"Mrs. Soto! Mrs. Soto! She's gone," they said in unison.
One of the girls said she watched the teacher fall to the ground.
Without prompting, one of the boys added, "He had a big gun and he had a little gun."
The other boy said, "Yeah, yeah, he had a big gun and a little gun."
Then they both began anew their chilling cry. "We can't go back to school. We can't go back to school ..."
Blowing Mom a kiss
Grace McDonnell, 7, enjoyed Sandy Hook Elementary School with its loving teachers and inviting learning environment. Earlier in the week she had a stomachache, and her mother suggested she stay home.
"No way," the girl said. "I have too much fun there, and I don't want to miss anything."
Eager to learn, Grace would pack her bag the night before school and skip to the bus stop when it was time to leave.
The night before the tragedy, Mom and Dad tucked their only daughter in bed. "See you in the morning," Chris McDonnell told her. "Don't let the bed bugs bite."
Mom often joked that her daughter was so full of life "she would talk from the minute she woke up until the minute she went to bed. We were always, 'It's time for bed, Grace. It's time for bed, Grace.'"
That Friday morning was like any other school day, a whirlwind of activity before heading out the door. She skipped down the road and boarded the school bus.
Grace blew her mother a kiss, as she always did. An endearing final image.
'Luckiest guy in the room'
Bear was one of two third-graders chosen by their teacher for the important job of class helper. The pair headed out of the room that morning to deliver an attendance report to the office.
As they neared the office, gunshots rang out. Bear said he could see bullets flying by. Smoke filled the air.
The two children froze, like deer in headlights. A second-grade teacher saw the children were in harm's way, raced toward them and grabbed them. She pulled them into a bathroom with other children and barricaded the door.
"If she didn't do that, I don't know," said Bear's father, Andrei Nikitchyuk.
Nikitchyuk and his wife were filled with anxiety when they realized the robocall was real. Rumors were rampant. Parents were panicked. Police were everywhere.
A Ukrainian native, Nikitchyuk came to the United States in 1992 shortly after the collapse of the Soviet Union. He had always felt safe here and had been fortunate enough to live the American dream.
He settled in Newtown eight years ago. His two oldest children, ages 13 and 14, had attended Sandy Hook.
"It's just horrific," Nikitchyuk said. "I don't know how our little ones are going to be affected by all this, but our older ones, I think, matured in just a few days."

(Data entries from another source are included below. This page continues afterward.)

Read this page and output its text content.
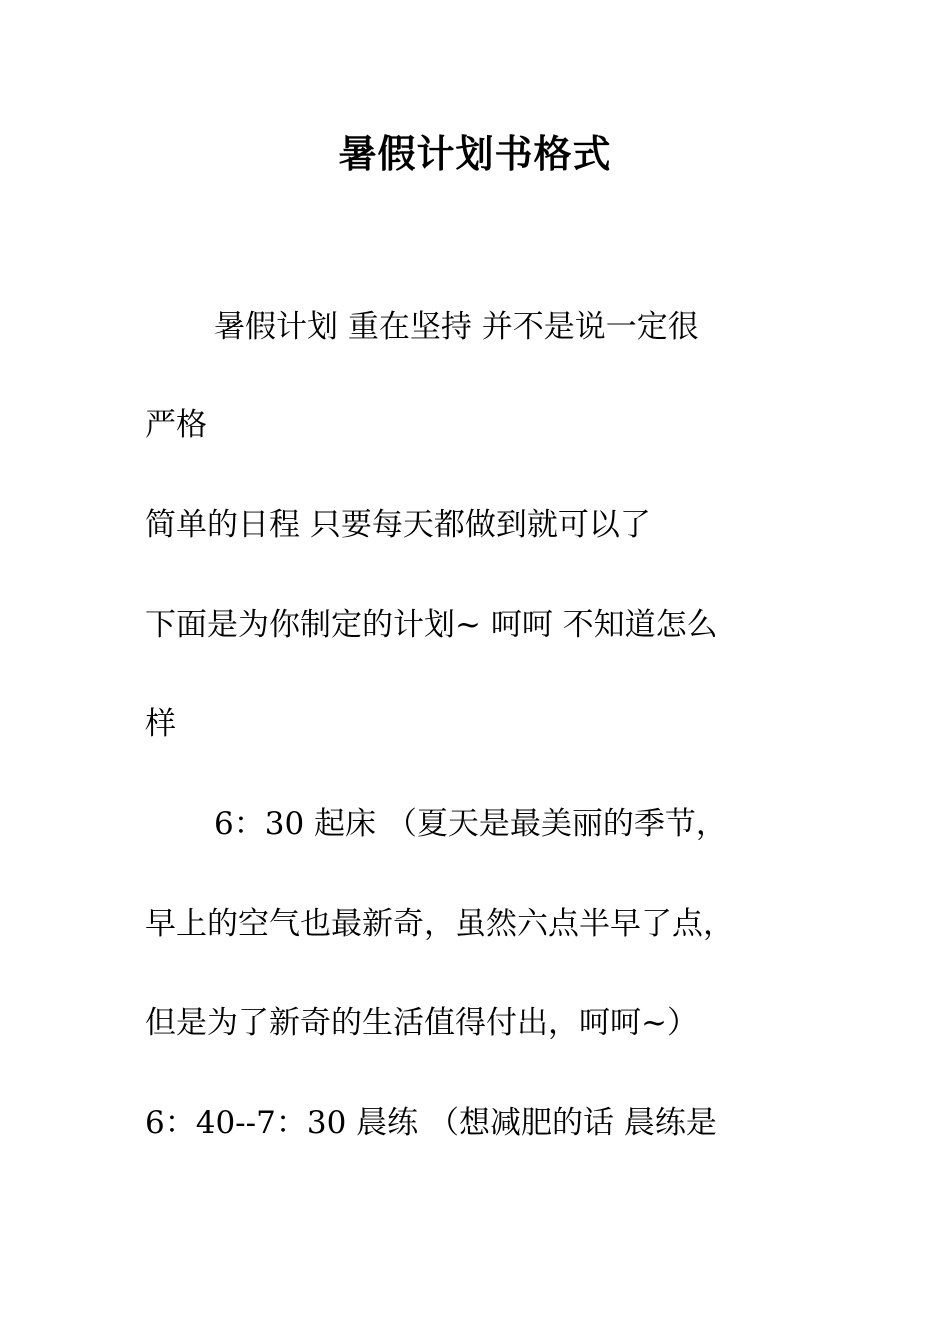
暑假计划书格式

暑假计划 重在坚持 并不是说一定很

严格

简单的日程 只要每天都做到就可以了

下面是为你制定的计划~ 呵呵 不知道怎么

样

6：30 起床 （夏天是最美丽的季节，

早上的空气也最新奇，虽然六点半早了点，

但是为了新奇的生活值得付出，呵呵~）

6：40--7：30 晨练 （想减肥的话 晨练是
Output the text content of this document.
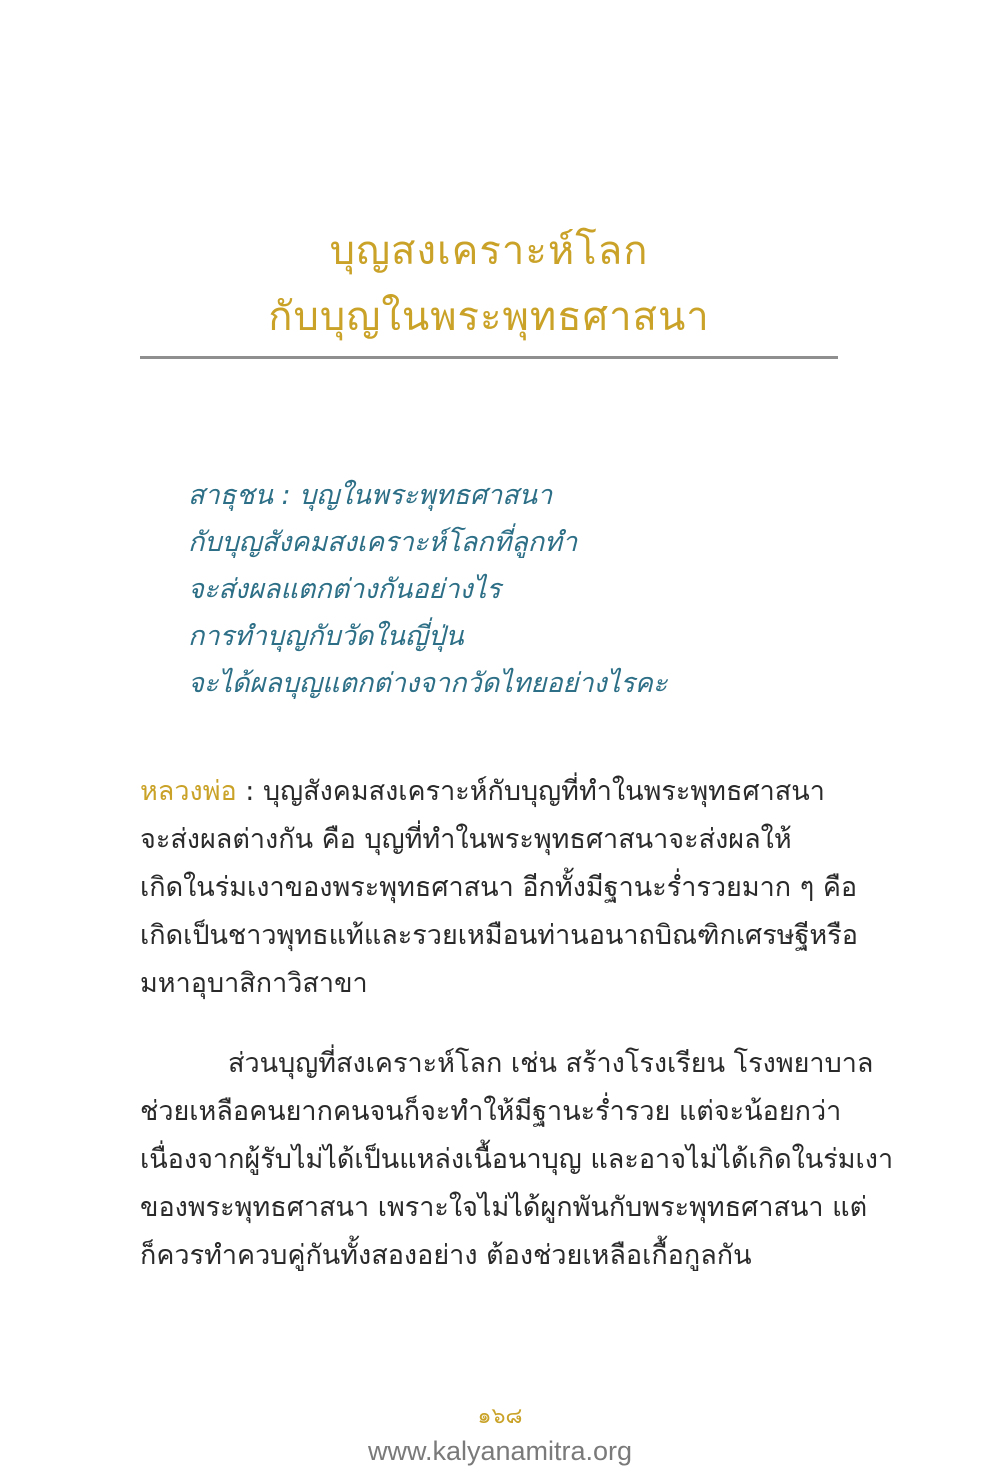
บุญสงเคราะห์โลก
กับบุญในพระพุทธศาสนา
สาธุชน : บุญในพระพุทธศาสนา
กับบุญสังคมสงเคราะห์โลกที่ลูกทำ
จะส่งผลแตกต่างกันอย่างไร
การทำบุญกับวัดในญี่ปุ่น
จะได้ผลบุญแตกต่างจากวัดไทยอย่างไรคะ
หลวงพ่อ : บุญสังคมสงเคราะห์กับบุญที่ทำในพระพุทธศาสนา
จะส่งผลต่างกัน คือ บุญที่ทำในพระพุทธศาสนาจะส่งผลให้
เกิดในร่มเงาของพระพุทธศาสนา อีกทั้งมีฐานะร่ำรวยมาก ๆ คือ
เกิดเป็นชาวพุทธแท้และรวยเหมือนท่านอนาถบิณฑิกเศรษฐีหรือ
มหาอุบาสิกาวิสาขา
ส่วนบุญที่สงเคราะห์โลก เช่น สร้างโรงเรียน โรงพยาบาล
ช่วยเหลือคนยากคนจนก็จะทำให้มีฐานะร่ำรวย แต่จะน้อยกว่า
เนื่องจากผู้รับไม่ได้เป็นแหล่งเนื้อนาบุญ และอาจไม่ได้เกิดในร่มเงา
ของพระพุทธศาสนา เพราะใจไม่ได้ผูกพันกับพระพุทธศาสนา แต่
ก็ควรทำควบคู่กันทั้งสองอย่าง ต้องช่วยเหลือเกื้อกูลกัน
๑๖๘
www.kalyanamitra.org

The father was spurred to action: "This horrific event woke me up." He traveled to the White House to speak up for gun control. He was the Sandy Hook representative for a Newtown United delegation that was joined by families who had lost loved ones to gun violence in the mass shootings in Aurora, Colorado, Columbine and Virginia Tech, as well as random shootings in Chicago.
"I was the luckiest guy in the room because my kid survived and theirs didn't."
The group met with Valerie Jarrett, senior adviser to President Obama.
Nikitchyuk's message: "This is unacceptable in our society. We have to do better."
Emergency plans and instinct
Kindergarten teacher Janet Vollmer heard what she believed were gunshots. Then, the intercom system piped in the sounds of gunfire into her room. The teachers were well-schooled on drills; their principal made sure of that.
Vollmer immediately began putting her emergency planning to use. She knew the drill was to get kids outside and to the nearby firehouse. But it seemed too dangerous. She had 19 children she needed to protect.
"There was no announcement of what was going on," she said. "My instinct was it wasn't good."
The teacher of 18 years gathered her kindergartners in a cubby area away from the door. Teaching assistants closed the blinds.
"We read a story and we kept them calm," she said. "We do this as teachers. We are trained. We have drills. We talk to the kids and in case something were to happen, this is what we do."
After about 30 minutes, she said, police knocked on the door. The children were told to close their eyes and walk in a line outside. She told the kids to look straight at the walls and nothing else until they got outside. They headed to the Sandy Hook firehouse, the school's emergency gathering point.
It would be hours before she learned the awful magnitude. She had taught 10 of the slain children just last year.
'The gift of these children'
Gene Rosen's home sits right next to the firehouse. Inside his house, the kids continued to wail.
"We can't go back to school!"
At one point, one of the boys broke through his tears with a note of levity. He sat up, held his finger in the air and said, "Just saying, your house is very small."
"In that moment, he brought into the home peace and light," Rosen recalled. "I felt like an angel descended upon us and this boy, and we laughed."
"God sent a respite from hell -- just a moment of recess." He paused, then added: "They saw their teacher assassinated."